FSEM 100A1 | American Ideas of Equality

THIS COURSE HAS CURRENTLY FILLED FOR FALL 2025.

This FSEM explores the idea of equality from the perspective of cultural anthropology. You will learn just enough anthropology so that you can acquire this perspective, and then collectively we will try to figure out what equality means in America. To understand the American idea of equality, and its shadow, our notion of personal freedom, we will focus on Thomas Jefferson’s writings about race and personal freedom; we will use his writings about education to educational opportunity today, and we will use his lifestyle to think about consumption and class in America today.

This FSEM counts as an Honors-designated class.
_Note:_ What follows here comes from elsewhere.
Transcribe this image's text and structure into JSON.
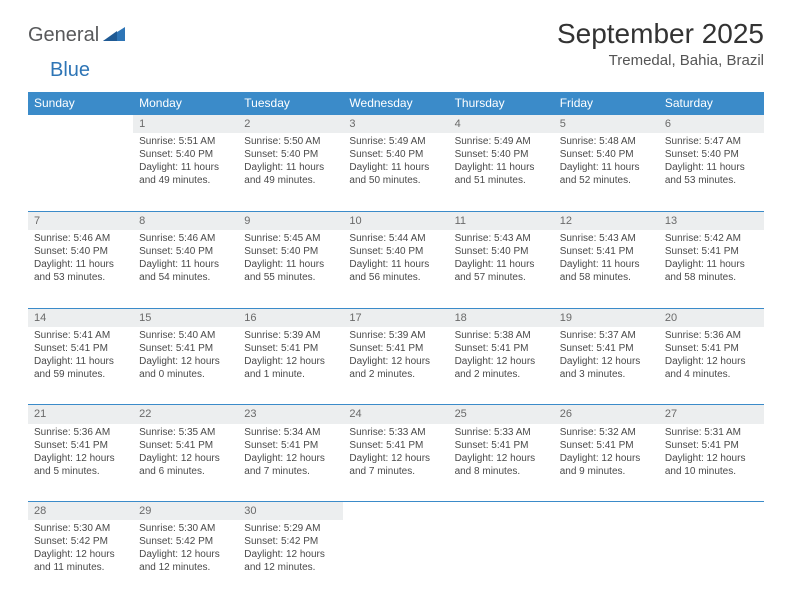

Photo of Eric Gable, Professor of Anthropology

Eric Gable, Professor of Anthropology

I received my Ph.D. in anthropology from the University of Virginia and my B.A. in anthropology from the University of California, San Diego. I have done ethnographic fieldwork among Laujé of Sulawesi, Indonesia, Manjaco of Guinea-Bissau (and in Lisbon), and Americans working in and visiting Colonial Williamsburg, one of the biggest open-air history museums in the world. My central concern was how people experience inequality and wrestle with its implications, as I looked at, for example, the beliefs and practices associated with the Manjaco local king and chiefs as those institutions were dramatically affected by colonialism and a violent revolutionary struggle for independence. I explored similar issues among Laujé—ethnically and religiously marginalized citizens in a (typically) peripheral region of one of Indonesia's peripheral islands—citizens who continued to pay allegiance to a king whose kingdom had long since dissolved into the nation-state and citizens who continued to practice certain forms of religiously inspired curing ceremonies that put them at odds with Muslim religious orthodoxies and the modernizing imperatives of the Indonesian state. I studied (with Richard Handler) Colonial Williamsburg’s museum administrators and guides who use a "community of memory," recreated out of clapboard and brick, to talk about the roots of racial and class inequalities in a society supposedly founded upon the ideals of a universal egalitarianism (see our The New History in an Old Museum: Creating the Past at Colonial Williamsburg). I also wrote a book Anthropology and Egalitarianism: Ethnographic Encounters from Monticello to Guinea-Bissau) that uses Thomas Jefferson and Monticello juxtaposed with material from fieldwork among Laujé and Manjaco to tell the story of the birth and development of anthropology and the emerging American idea of pluralistic ethics of equality of opportunity. At present I am working on a book (Anthropology and Art: or Image and Object as Act) that extends the idea of equality to the art world by exploring the relationship between anthropology and art as a cosmopolitan project produced and consumed in comprehensive art museums, bringing together art from different eras and cultures around the world.